Before Kliff Kingsbury took the stage, Kenny Williams was interviewed out in the hallway about his conversion to a two-way player. He'll be seeing action at both running back and linebacker, which will be a story to follow in 2014.
Each coach was asked for opening thoughts. Kingsbury flat bypassed that, asking for questions straight away. He was immediately asked about Nigel Bethel, and said it's being handled internally, and that's all he had to say about it.
Asked about how Tech would replace Jace Amaro, Kingsbury basically said he can't. Tech will have to rely more on their wide receivers. "We've gotta be able to take the top off."
The defense will be more coherent, Kingsbury thinks, with the continuity in the defensive staff.
Kingsbury was asked about Patrick Mahomes, and noted that other than Davis Webb that's Tech's only scholarship quarterback, and thus has to be ready. He then talked more about Webb, in response to a direct query; he expressed pride in Webb's growth and his lack of complaint last year.
Asked about his own growth in the job, he acknowledged it's a challenge. "You've got to provide the stability, especially when things aren't going well."
Next was a question about the Holiday Bowl victory, which he characterized as a lesson for the squad: keep working, good things will happen.
Kingsbury was then asked about blocking Baker Mayfield's transfer; his answer was short, pinning it on the rules.
Next was a question about the longevity of coaches in the league, and how much pride Kingsbury took in that. "You have to bring your A-game."
Kingsbury, as with Briles, faced the schedule question. Like Briles, he leaned on the toughness of the conference slate.
Asked again about Bethel, but only in the sense of football, Kingsbury expressed some uncertainty about what Bethel would bring to the table once his suspension ends.

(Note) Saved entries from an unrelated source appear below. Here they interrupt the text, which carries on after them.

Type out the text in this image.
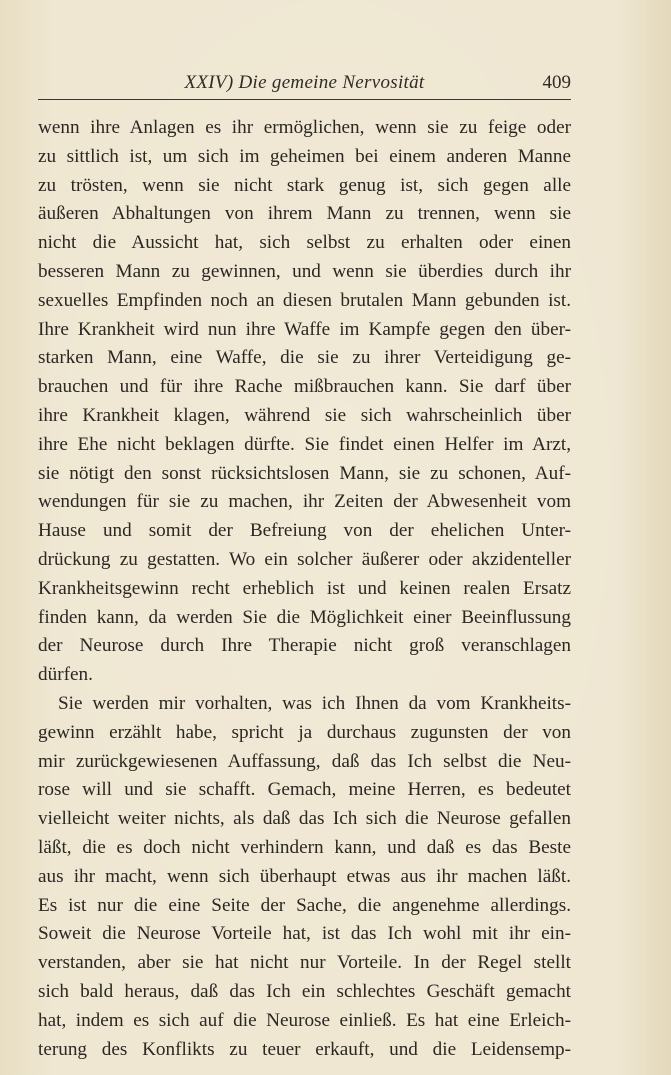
XXIV) Die gemeine Nervosität	409
wenn ihre Anlagen es ihr ermöglichen, wenn sie zu feige oder
zu sittlich ist, um sich im geheimen bei einem anderen Manne
zu trösten, wenn sie nicht stark genug ist, sich gegen alle
äußeren Abhaltungen von ihrem Mann zu trennen, wenn sie
nicht die Aussicht hat, sich selbst zu erhalten oder einen
besseren Mann zu gewinnen, und wenn sie überdies durch ihr
sexuelles Empfinden noch an diesen brutalen Mann gebunden ist.
Ihre Krankheit wird nun ihre Waffe im Kampfe gegen den über-
starken Mann, eine Waffe, die sie zu ihrer Verteidigung ge-
brauchen und für ihre Rache mißbrauchen kann. Sie darf über
ihre Krankheit klagen, während sie sich wahrscheinlich über
ihre Ehe nicht beklagen dürfte. Sie findet einen Helfer im Arzt,
sie nötigt den sonst rücksichtslosen Mann, sie zu schonen, Auf-
wendungen für sie zu machen, ihr Zeiten der Abwesenheit vom
Hause und somit der Befreiung von der ehelichen Unter-
drückung zu gestatten. Wo ein solcher äußerer oder akzidenteller
Krankheitsgewinn recht erheblich ist und keinen realen Ersatz
finden kann, da werden Sie die Möglichkeit einer Beeinflussung
der Neurose durch Ihre Therapie nicht groß veranschlagen
dürfen.
Sie werden mir vorhalten, was ich Ihnen da vom Krankheits-
gewinn erzählt habe, spricht ja durchaus zugunsten der von
mir zurückgewiesenen Auffassung, daß das Ich selbst die Neu-
rose will und sie schafft. Gemach, meine Herren, es bedeutet
vielleicht weiter nichts, als daß das Ich sich die Neurose gefallen
läßt, die es doch nicht verhindern kann, und daß es das Beste
aus ihr macht, wenn sich überhaupt etwas aus ihr machen läßt.
Es ist nur die eine Seite der Sache, die angenehme allerdings.
Soweit die Neurose Vorteile hat, ist das Ich wohl mit ihr ein-
verstanden, aber sie hat nicht nur Vorteile. In der Regel stellt
sich bald heraus, daß das Ich ein schlechtes Geschäft gemacht
hat, indem es sich auf die Neurose einließ. Es hat eine Erleich-
terung des Konflikts zu teuer erkauft, und die Leidensemp-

Finally, Kingsbury was asked about the Baylor game at AT&T Stadium and whether that would return to being a home-and-home. Kingsbury said he hopes the neutral site game continues, which was an interesting revelation.
Kingsbury's session was by far the shortest, clocking in at nearly five minutes less than even Gundy's. Maybe everyone wanted to get the heck out of the banquet room and go eat lunch, which come to think of it is a capital idea. We'll be back tomorrow with recaps of the other five coaches' media sessions.